Ebu Muhammed
el-Beğavi, Şerhu’s-sünne sinde Enes bin Mâlik (RA) a dayandırdığı senetle Nebî
AS. dan, o da Cibrilden, o da Allah Teâlâ Hz. Lerinden ribayet ediyor. Şöyle
buyurmuştur.
“Kim benim bir
dostumun, velimin kıymetini bilmezse bana harp ilan etmiştir. Ben velîlerimi
üzerine kükremiş bir aslan gibi gazab ederim Hiçbir kulum bana kendisine farz
kıldığım şeyleri eda ederek yaklaştığı gibi yaklaşmadı. Kulum bana farzlardan
sonra nafile ibadetlerle de yaklaşır, kurbiyet hasıl eder. Derken ben ona
mahabbet ederim, severim. Artık onu sevdim mi onun işitmesi görmesi, tutması
olurum. Onu te’yid ederim Bana dua ettiğinde icabet ederim. Benden bir şey
istediğinde veririm. Fakat ölümü sevmeyen bir mü’min kulumun ruhunu kabzetmekte
tereddüt ettiğim gibi yapacağım hiçbir işte tereddüt etmedim.
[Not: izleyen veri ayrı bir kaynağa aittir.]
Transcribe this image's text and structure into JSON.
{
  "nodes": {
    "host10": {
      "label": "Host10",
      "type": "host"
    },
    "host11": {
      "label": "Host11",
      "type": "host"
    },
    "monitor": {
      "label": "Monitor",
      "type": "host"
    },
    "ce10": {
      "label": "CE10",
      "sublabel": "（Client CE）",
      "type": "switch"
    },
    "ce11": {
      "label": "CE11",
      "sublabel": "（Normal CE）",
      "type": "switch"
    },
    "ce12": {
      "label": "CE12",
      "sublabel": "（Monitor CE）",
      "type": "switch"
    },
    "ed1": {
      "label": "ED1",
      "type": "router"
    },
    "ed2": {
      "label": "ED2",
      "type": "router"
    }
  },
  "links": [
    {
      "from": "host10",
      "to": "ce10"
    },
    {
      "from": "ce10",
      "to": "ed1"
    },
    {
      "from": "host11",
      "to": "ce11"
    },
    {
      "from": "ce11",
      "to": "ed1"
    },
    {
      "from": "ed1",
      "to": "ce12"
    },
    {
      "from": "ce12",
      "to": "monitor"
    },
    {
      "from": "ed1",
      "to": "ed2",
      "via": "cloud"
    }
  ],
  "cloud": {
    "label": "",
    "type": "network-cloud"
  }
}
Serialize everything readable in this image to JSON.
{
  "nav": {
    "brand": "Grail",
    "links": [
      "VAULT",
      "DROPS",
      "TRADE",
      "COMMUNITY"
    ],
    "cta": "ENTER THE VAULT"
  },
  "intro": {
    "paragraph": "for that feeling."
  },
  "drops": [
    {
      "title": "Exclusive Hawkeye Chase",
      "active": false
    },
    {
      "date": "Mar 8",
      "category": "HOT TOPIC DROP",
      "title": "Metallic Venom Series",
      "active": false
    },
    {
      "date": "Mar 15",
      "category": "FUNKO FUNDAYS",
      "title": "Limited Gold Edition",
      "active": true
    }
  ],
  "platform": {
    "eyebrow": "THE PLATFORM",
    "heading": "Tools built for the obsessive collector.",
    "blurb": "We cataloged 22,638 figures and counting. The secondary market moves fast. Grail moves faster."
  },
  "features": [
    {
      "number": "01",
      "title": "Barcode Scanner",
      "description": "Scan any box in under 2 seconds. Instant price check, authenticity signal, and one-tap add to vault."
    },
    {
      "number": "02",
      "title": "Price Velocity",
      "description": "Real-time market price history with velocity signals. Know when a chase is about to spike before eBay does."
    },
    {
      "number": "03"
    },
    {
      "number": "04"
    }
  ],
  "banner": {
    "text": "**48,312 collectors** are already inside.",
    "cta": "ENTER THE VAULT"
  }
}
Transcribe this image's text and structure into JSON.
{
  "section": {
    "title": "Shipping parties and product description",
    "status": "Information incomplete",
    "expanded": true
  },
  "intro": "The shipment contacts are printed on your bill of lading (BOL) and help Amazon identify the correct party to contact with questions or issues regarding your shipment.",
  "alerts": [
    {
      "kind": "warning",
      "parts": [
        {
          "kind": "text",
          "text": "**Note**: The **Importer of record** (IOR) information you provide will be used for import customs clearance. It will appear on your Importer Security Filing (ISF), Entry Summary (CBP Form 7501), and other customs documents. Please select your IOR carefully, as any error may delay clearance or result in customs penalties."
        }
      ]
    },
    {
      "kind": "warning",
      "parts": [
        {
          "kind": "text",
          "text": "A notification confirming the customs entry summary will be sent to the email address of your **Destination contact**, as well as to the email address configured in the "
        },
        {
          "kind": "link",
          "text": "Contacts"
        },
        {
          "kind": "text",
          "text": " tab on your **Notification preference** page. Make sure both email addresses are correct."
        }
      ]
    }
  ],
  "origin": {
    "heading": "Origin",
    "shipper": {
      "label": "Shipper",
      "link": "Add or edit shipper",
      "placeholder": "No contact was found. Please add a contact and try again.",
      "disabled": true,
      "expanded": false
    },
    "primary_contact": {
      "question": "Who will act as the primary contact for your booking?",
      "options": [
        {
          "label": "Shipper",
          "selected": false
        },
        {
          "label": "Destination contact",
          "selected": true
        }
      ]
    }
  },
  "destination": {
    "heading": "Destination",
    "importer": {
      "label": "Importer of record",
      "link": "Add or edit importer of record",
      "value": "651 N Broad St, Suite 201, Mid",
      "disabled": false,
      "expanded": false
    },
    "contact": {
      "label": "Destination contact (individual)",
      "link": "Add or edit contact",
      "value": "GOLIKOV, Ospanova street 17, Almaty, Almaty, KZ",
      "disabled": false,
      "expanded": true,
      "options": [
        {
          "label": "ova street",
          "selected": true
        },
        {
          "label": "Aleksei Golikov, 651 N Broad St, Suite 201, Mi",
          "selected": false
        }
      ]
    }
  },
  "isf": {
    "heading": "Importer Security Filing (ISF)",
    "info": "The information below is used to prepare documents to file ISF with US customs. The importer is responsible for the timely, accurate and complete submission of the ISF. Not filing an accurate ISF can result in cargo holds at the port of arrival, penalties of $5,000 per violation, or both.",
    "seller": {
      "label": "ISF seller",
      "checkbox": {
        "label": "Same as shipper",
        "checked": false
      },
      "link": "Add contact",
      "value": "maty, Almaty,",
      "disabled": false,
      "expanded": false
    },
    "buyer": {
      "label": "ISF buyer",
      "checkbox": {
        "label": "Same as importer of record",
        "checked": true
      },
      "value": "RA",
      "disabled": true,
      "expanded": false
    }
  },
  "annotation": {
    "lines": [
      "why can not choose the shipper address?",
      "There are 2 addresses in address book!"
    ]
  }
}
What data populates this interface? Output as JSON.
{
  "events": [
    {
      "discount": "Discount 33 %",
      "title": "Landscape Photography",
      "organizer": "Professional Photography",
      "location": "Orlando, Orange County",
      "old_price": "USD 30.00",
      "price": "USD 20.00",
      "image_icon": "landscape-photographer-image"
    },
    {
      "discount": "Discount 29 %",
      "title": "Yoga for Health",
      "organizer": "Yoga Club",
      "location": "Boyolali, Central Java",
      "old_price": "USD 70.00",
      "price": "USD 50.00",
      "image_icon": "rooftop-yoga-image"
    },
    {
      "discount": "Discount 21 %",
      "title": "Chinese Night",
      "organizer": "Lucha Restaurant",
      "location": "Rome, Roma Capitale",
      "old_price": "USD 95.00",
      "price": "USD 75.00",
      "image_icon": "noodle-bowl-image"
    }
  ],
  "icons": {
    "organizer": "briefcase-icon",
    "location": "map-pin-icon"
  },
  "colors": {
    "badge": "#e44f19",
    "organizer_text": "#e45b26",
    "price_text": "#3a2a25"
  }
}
Ben kulumu üzmeyi
sevmem. Fakat onun için elzem ve hayırlı olanı veririm.
Kullarımdan öyleleri vardır ki
benden kendilerini bana yaklaştıracak bir ibadete ulaştırmamı isterler. Ben de
o kapıyı onlara açarım. Bir yandan da öylesine kapatırım ki o ibadetlerini
fesada verecek ucüp girmesin. Yani böylece ibadetlerini emniyet altına alırım.
Yine öyle kullarım vardır ki
imanlarını muhafaza edebilmeleri için muhakkak surette fakir olmaları gerekir.
Onları zengin etsem imanlarını fesada verir.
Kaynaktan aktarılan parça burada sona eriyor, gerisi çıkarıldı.